Aos 32 anos, Ricardo Monsanto é um dos treinadores portugueses com mais experiência acumulada, em particular nas camadas jovens. O actual técnico do Real Massamá representa a única equipa do nacional de juniores que alinha quase exclusivamente com jogadores nacionais.

PÚBLICO – Treina uma equipa júnior que tem a particularidade de ser a única do campeonato nacional a jogar só com jovens portugueses...

Ricardo Monsanto – Sim, praticamente. No início da temporada optamos por fazer um plantel que incluísse apenas jogadores nascidos em Portugal, mas durante a temporada surgiu-nos a questão de um jovem brasileiro, que já vivia há muitos anos em Portugal, poder integrar o grupo. Ele tem alguma qualidade, não conseguia tratar dos papéis para a naturalização e começou a treinar connosco, acabando por ser inscrito a quatro jogos do fim da fase regular, até por uma questão de solidariedade. Mas jogámos sempre com 11 portugueses do princípio ao fim do campeonato. Fomos a única equipa da primeira divisão nesta situação.

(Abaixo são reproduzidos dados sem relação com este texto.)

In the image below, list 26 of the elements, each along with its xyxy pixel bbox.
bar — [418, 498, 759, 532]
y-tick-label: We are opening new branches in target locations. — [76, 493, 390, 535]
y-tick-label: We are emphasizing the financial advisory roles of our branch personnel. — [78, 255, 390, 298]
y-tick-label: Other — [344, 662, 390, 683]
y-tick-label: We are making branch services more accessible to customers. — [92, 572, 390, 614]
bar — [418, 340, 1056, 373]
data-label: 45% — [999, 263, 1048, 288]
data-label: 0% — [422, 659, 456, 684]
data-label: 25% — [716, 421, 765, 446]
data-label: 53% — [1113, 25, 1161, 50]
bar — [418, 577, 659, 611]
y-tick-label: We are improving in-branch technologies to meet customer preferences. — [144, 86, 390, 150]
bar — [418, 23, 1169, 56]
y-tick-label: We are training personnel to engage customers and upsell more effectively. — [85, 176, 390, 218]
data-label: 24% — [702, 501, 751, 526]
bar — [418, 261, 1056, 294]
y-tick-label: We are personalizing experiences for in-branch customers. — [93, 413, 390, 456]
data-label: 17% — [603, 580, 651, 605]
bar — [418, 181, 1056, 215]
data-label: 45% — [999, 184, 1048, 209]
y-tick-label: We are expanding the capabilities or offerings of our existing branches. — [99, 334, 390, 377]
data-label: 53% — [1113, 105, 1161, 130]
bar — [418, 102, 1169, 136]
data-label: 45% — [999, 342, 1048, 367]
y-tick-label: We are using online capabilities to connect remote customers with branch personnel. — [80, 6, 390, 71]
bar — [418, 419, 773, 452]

Porque optaram por essa estratégia?

Porque a nossa política era a aposta na formação e agradou-me vir trabalhar para um clube onde a formação é o topo das prioridades. Aqui a preocupação passa por voltar a formar jogadores como Nani, Diogo Salomão ou Jorge Andrade [todos formados no Real Massamá].


Isso foi uma resposta ao excesso de jogadores estrangeiros nas camadas jovens?

A questão é que grande parte dos jogadores estrangeiros que chegam a Portugal para jogarem directamente nos juvenis e nos juniores acabam por não dar em seniores, porque não têm qualidade. Não sou nem nunca serei contra os jogadores estrangeiros, mas que tenham qualidade para puderem ser utilizados na equipa e que tenham perspectivas de, um dia, serem jogadores profissionais. Caso contrário, só servirão para tapar alguns lugares aos jogadores nacionais, sem benefícios para o clube e para o desporto português.


Está em sintonia com o seleccionador nacional de Sub-21, Rui Jorge, que já se queixou de ver cada vez mais reduzida a sua base de recrutamento?

Concordo com ele. Acho completamente inacreditável que ele só tenha 50 jogadores em acção para convocar. Ele queixa-se com toda a razão, é uma vergonha. O próprio seleccionador nacional principal, Paulo Bento, já afirmou publicamente que as coisas têm de mudar na formação, porque qualquer dia não há jogadores para serem convocados.


E qual é a estratégia dos clubes portugueses que apostam em tantos jogadores jovens estrangeiros?

Eu diferencio os três “grandes” do futebol português dos restantes clubes neste particular. Tanto o Sporting como o Benfica e FC Porto conseguem recrutar estrangeiros com qualidade, mas o mesmo já não acontece com os outros clubes nacionais, com poucas excepções. Esses clubes não têm uma estratégia propriamente dita. O que há é uma pressão muito grande de alguns empresários menos escrupulosos, que estão ansiosos por trazer jogadores de todo o lado. Aos clubes, faltará alguma direcção desportiva, ao contrário do que acontece nos “grandes”. Com lugares tapados no futebol nacional, resta a muitos jovens com 18 ou 19 anos saírem para o estrangeiro. Isso era impensável há uns tempos atrás, mas agora é mais comum optarem por países como o Chipre ou Roménia e outros países do Leste da Europa. E estamos a falar de internacionais portugueses das camadas jovens, que nunca chegam a jogar na divisão principal portuguesa. É difícil explicar.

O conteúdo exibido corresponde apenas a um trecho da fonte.